Disturbing, provocative, and darkly funny. Those are three adjectives that continually represent the plays and musicals that Stray Cat Theatre presents; their latest offering, Branden Jacobs-Jenkins' Pulitzer Prize-finalist play Gloria, delivers on all three. It's deeply unsettling at times, thought provoking, and often hilarious. While there are some moments that are shocking, it's also a biting satire of office politics that will make you think about the way we treat others and how kindness and compassion seem to have been forgotten in our current internet and app-focused world where everyone has their nose in their screen of choice and isn't always "present.
Jacobs-Jenkins' dialogue, characters, and plot points are focused and realistic. He clearly defines the unhealthy nature of this work environment, where rivalries, pettiness, and awkward social situations overshadow the work; anyone who has worked in corporate America will find much in the characters and situations that resonates and may make them shudder. He also makes you think about the aftermath of trauma. Who is a victim and who is just a leech looking to profit off the suffering of others?
Dolores E. Mendoza is an actress in town I've admired for many years. She is making her full-length directorial debut with this production and her work here is impeccable. The attention she has given to ensuring that each character is unique (not always easy to do when all but one of your cast play multiple roles), with focused portrayals, and that the situations, both humorous and horrific, ring true is commendable. Her staging is varied and effectively uses the space well.
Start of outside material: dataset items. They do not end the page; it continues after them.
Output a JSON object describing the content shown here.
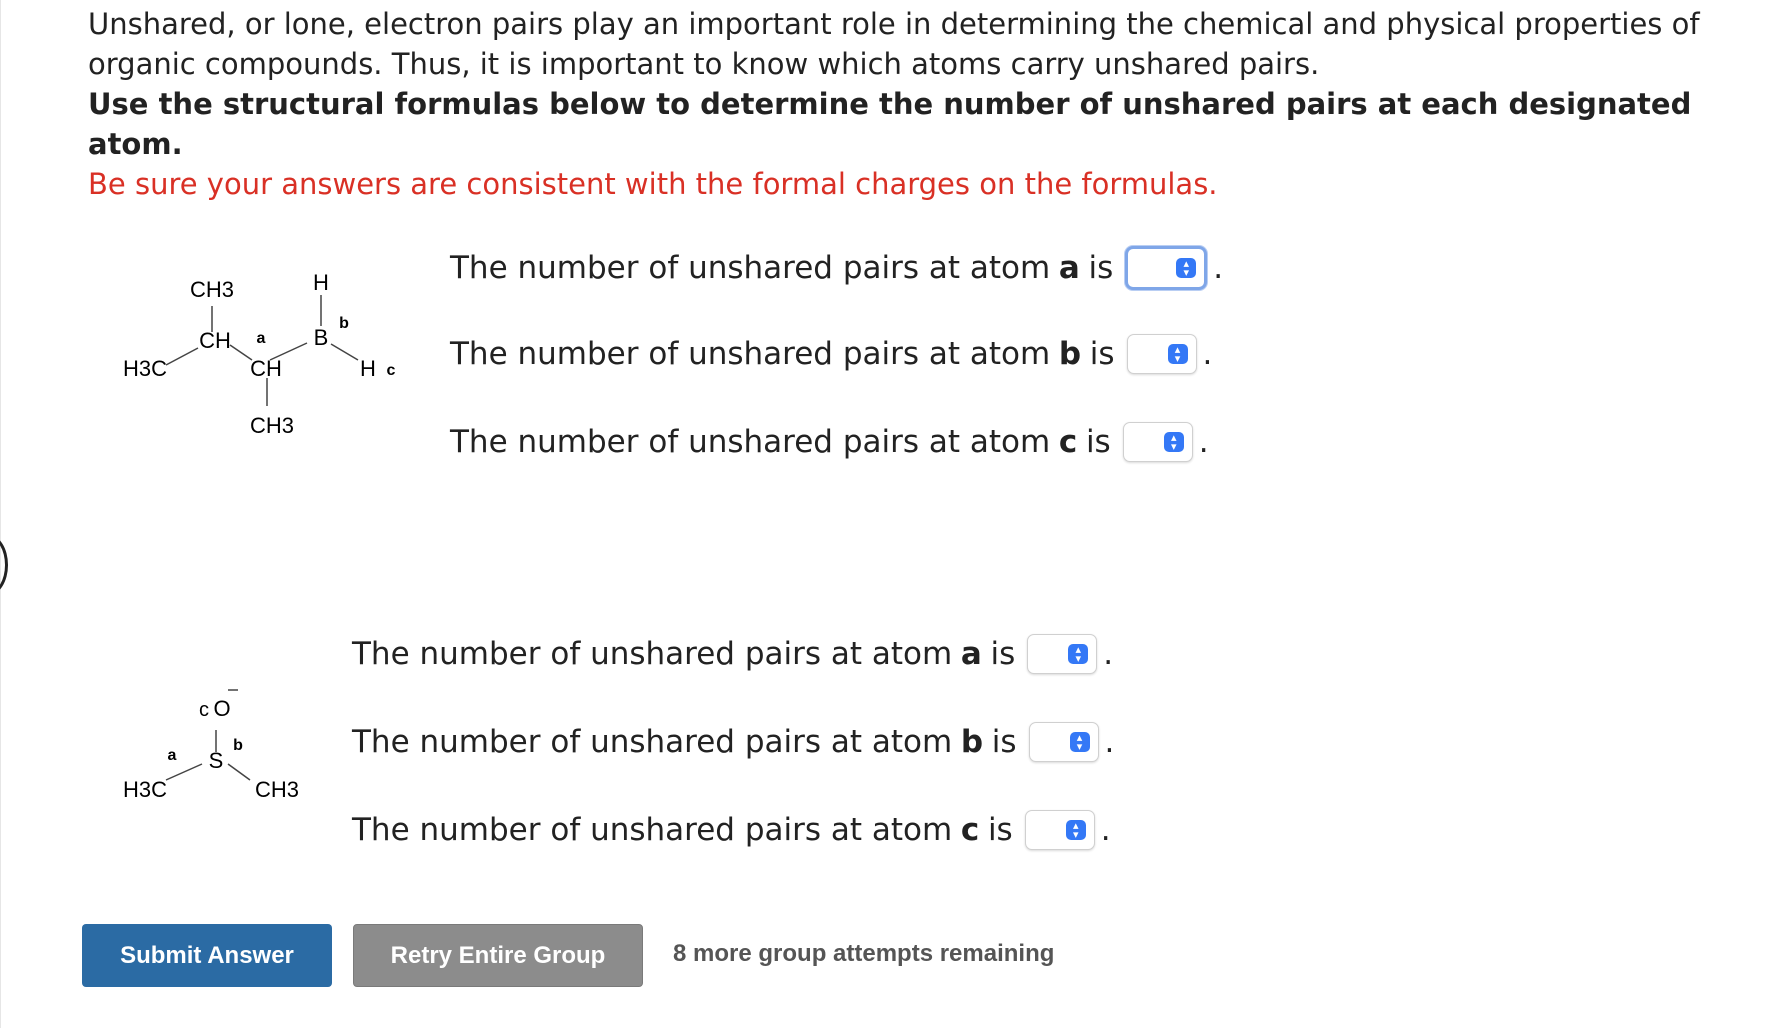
{
  "intro": {
    "line1": "Unshared, or lone, electron pairs play an important role in determining the chemical and physical properties of organic compounds. Thus, it is important to know which atoms carry unshared pairs.",
    "line2": "Use the structural formulas below to determine the number of unshared pairs at each designated atom.",
    "line3": "Be sure your answers are consistent with the formal charges on the formulas."
  },
  "molecule1": {
    "ch3_top": "CH3",
    "h_top": "H",
    "ch": "CH",
    "label_a": "a",
    "b_atom": "B",
    "label_b": "b",
    "h3c": "H3C",
    "ch_mid": "CH",
    "h_right": "H",
    "label_c": "c",
    "ch3_bottom": "CH3"
  },
  "molecule2": {
    "label_c": "c",
    "o_atom": "O",
    "label_b": "b",
    "label_a": "a",
    "s_atom": "S",
    "h3c": "H3C",
    "ch3": "CH3"
  },
  "questions1": [
    {
      "prefix": "The number of unshared pairs at atom",
      "atom": "a",
      "suffix": "is",
      "value": ""
    },
    {
      "prefix": "The number of unshared pairs at atom",
      "atom": "b",
      "suffix": "is",
      "value": ""
    },
    {
      "prefix": "The number of unshared pairs at atom",
      "atom": "c",
      "suffix": "is",
      "value": ""
    }
  ],
  "questions2": [
    {
      "prefix": "The number of unshared pairs at atom",
      "atom": "a",
      "suffix": "is",
      "value": ""
    },
    {
      "prefix": "The number of unshared pairs at atom",
      "atom": "b",
      "suffix": "is",
      "value": ""
    },
    {
      "prefix": "The number of unshared pairs at atom",
      "atom": "c",
      "suffix": "is",
      "value": ""
    }
  ],
  "punct": ".",
  "buttons": {
    "submit": "Submit Answer",
    "retry": "Retry Entire Group"
  },
  "attempts": "8 more group attempts remaining",
  "colors": {
    "submit": "#2b6ba4",
    "retry": "#8c8c8c",
    "warning": "#d93025",
    "select_chevron": "#3478f6"
  }
}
David J. Castellano's multi-purpose scenic design is excellent in its versatility to portray three different locations. The lighting design by Stacey Walston evokes the harsh overhead lighting of corporate America, and Jessie Tully's costumes are character appropriate. Garrett Unterreiner's sound design provides several effective sound effects and Rachelle Dart's fight choreography includes a slap that is so realistic you can feel the sharp sting of it even seated a dozen rows back from the stage.
The cast is also top-notch, with great work from Johnny Kalita and Willa Eigo as the bickering and antagonizing Dean and Kendra, and Megan Holcomb, stellar as always, as two vastly different individuals, Gloria and Dean's boss Nan. In smaller roles, Sabrina Harding and Everett Purvall derive distinct individuals. As good as those five cast members are, and they are very good, it's the emotionally sound and moving performance in act three by Jonathan Hernandez as Lorin that will resonate the most–his quiet, fragile, and personal plea for kindness and compassion is one we all need to sit up and pay attention to.